Lung

The HILUS-Trial-a Prospective Nordic Multicenter Phase II Study of Ultracentral Lung Tumours Treated With Stereotactic Body Radiotherapy - PDF Version

Lindberg K, Grozman V, Karlsson K, Lindberg S, Lax I, Wersäll P, Persson GF, Josipovic M, Khalil AA, Moeller DS, Nyman J, Drugge N, Bergström P, Olofsson J, Rogg LV, Ramberg C, Kristiansen C, Jeppesen SS, Nielsen TB, Lödén B, Rosenbrand HO, Engelholm S, Haraldsson A, Billiet C, Lewensohn R.

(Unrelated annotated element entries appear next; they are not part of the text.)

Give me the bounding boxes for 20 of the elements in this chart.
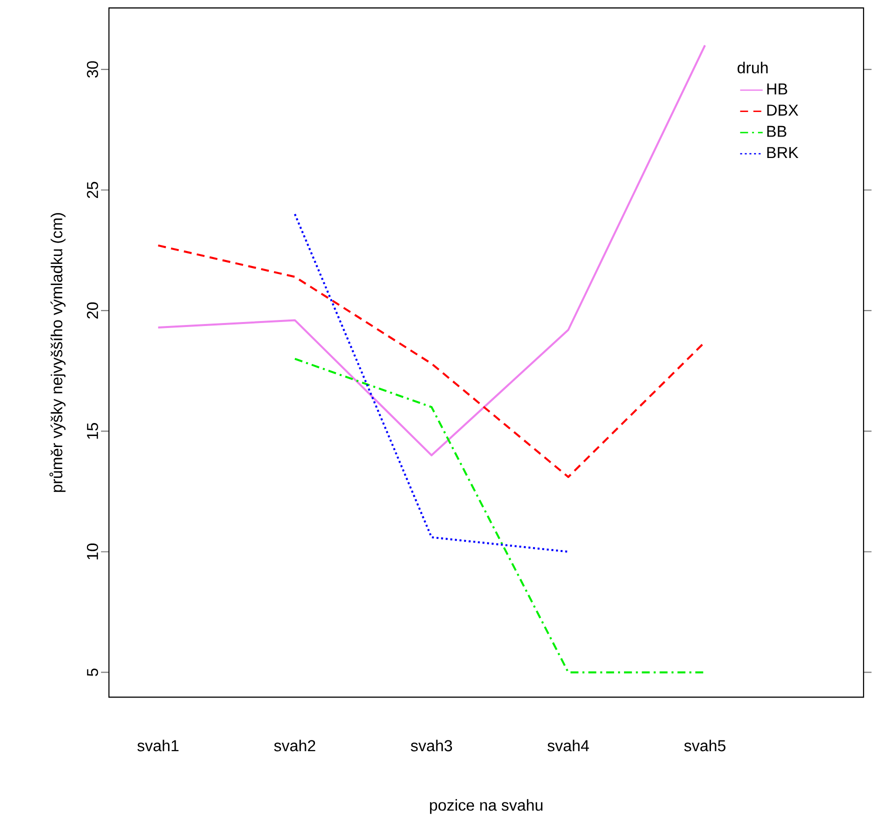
legend-label: BB — [767, 126, 786, 137]
line-series — [157, 244, 706, 478]
y-axis-title: průměr výšky nejvyššího výmladku (cm) — [49, 213, 66, 492]
x-axis-title: pozice na svahu — [430, 799, 542, 814]
y-tick-label: 20 — [86, 302, 98, 319]
y-tick-label: 25 — [86, 182, 98, 198]
x-tick-label: svah2 — [274, 740, 316, 752]
x-tick-label: svah1 — [137, 740, 179, 752]
legend-label: HB — [767, 83, 788, 94]
legend-title: druh — [738, 62, 768, 74]
line-series — [157, 44, 706, 456]
x-tick-label: svah3 — [410, 740, 452, 752]
x-tick-label: svah5 — [684, 740, 726, 752]
legend-label: BRK — [767, 147, 798, 158]
y-tick-label: 10 — [86, 543, 98, 560]
x-tick-label: svah4 — [548, 740, 589, 752]
legend-label: DBX — [767, 104, 798, 116]
y-tick-label: 30 — [86, 61, 98, 78]
y-tick-label: 5 — [87, 668, 98, 676]
y-tick-label: 15 — [87, 422, 98, 439]
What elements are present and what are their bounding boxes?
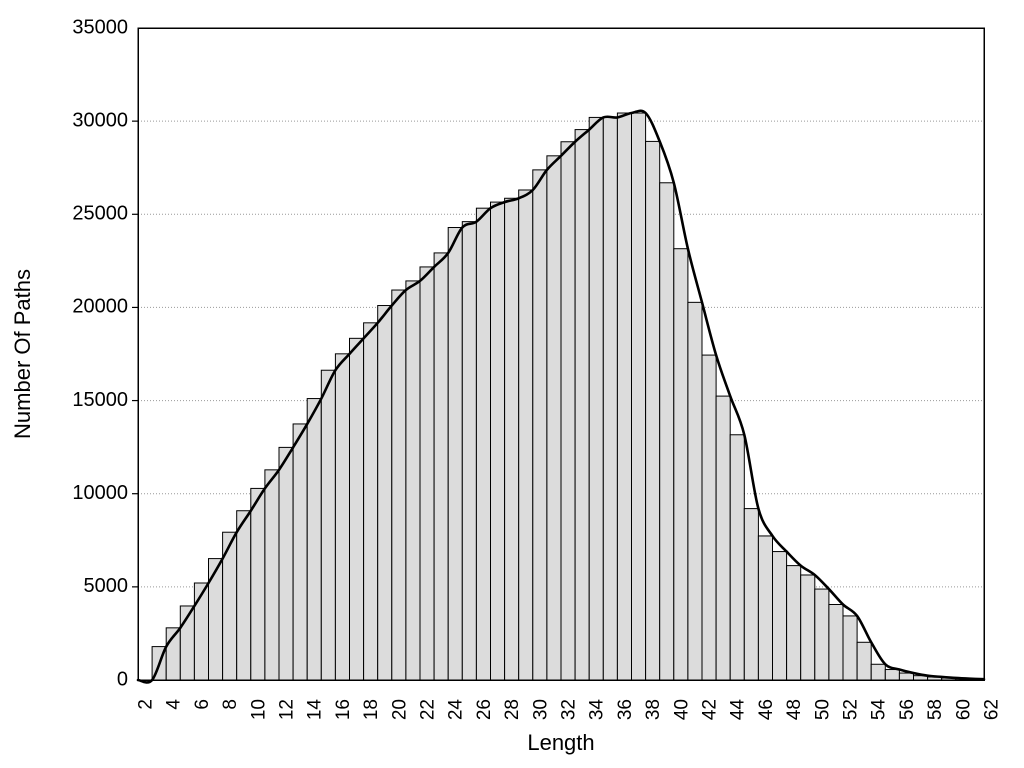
svg-text:Length: Length	[527, 730, 594, 755]
svg-text:28: 28	[502, 699, 523, 720]
svg-text:10: 10	[248, 699, 269, 720]
svg-text:54: 54	[869, 699, 890, 721]
svg-text:0: 0	[117, 668, 128, 690]
svg-text:48: 48	[784, 699, 805, 720]
svg-text:18: 18	[361, 699, 382, 720]
svg-text:15000: 15000	[72, 389, 128, 411]
svg-text:2: 2	[136, 699, 157, 710]
svg-text:38: 38	[643, 699, 664, 720]
svg-text:58: 58	[925, 699, 946, 720]
svg-text:50: 50	[812, 699, 833, 720]
svg-text:36: 36	[615, 699, 636, 720]
svg-text:32: 32	[559, 699, 580, 720]
svg-text:30000: 30000	[72, 109, 128, 131]
svg-text:4: 4	[164, 699, 185, 710]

J Thorac Oncol. 2021 Jul;16(7):1200-1210.

INTRODUCTION

Stereotactic body radiation therapy of thoracic tumours close to the central airways implies risk of severe toxicity. We report a prospective multicenter phase II trial for tumours located less than or equal to 1 cm from the proximal bronchial tree with primary end point of local control and secondary end point of toxicity.

METHODS

Stereotactic body radiation therapy with 7.0 Gy × 8.0 was prescribed to the 67% isodose encompassing the planning target volume. The patients were stratified to group A (tumours ≤ 1.0 cm from the main bronchi and trachea) or group B (all other tumours). Risk factors for treatment-related death were tested in univariate analysis, and a logistic regression model was developed for fatal bronchopulmonary bleeding versus dose to the main bronchi and trachea.

RESULTS

A total of 65 patients (group A/group B, n = 39/26) were evaluated. The median distance between the tumour and the proximal bronchial tree was 0 mm (0-10 mm). The two-year local control was 83%. Grade 3.0 to 5.0 toxicity was noted in 22 patients, including 10 cases of treatment-related death (bronchopulmonary haemorrhage, n = 8; pneumonitis, n = 1; fistula, n = 1). Dose to the combined structure main bronchi and trachea and tumour distance to the main bronchi were important risk factors. Dose modelling revealed minimum dose to the "hottest" 0.2 cc to the structure main bronchi and trachea as the strongest predictor for lethal bronchopulmonary haemorrhage.

CONCLUSIONS

On the basis of the presented data, 7.0 Gy × 8.0, prescribed to the planning target volume-encompassing isodose, should not be used for tumours located within 1 cm from the main bronchi and trachea. Group B-type tumours may be considered for the treatment on the basis of an individual risk-benefit assessment and a maximum dose to the main bronchi and trachea in the order of 70 to 80 Gy (equivalent dose in 2.0 Gy fractions).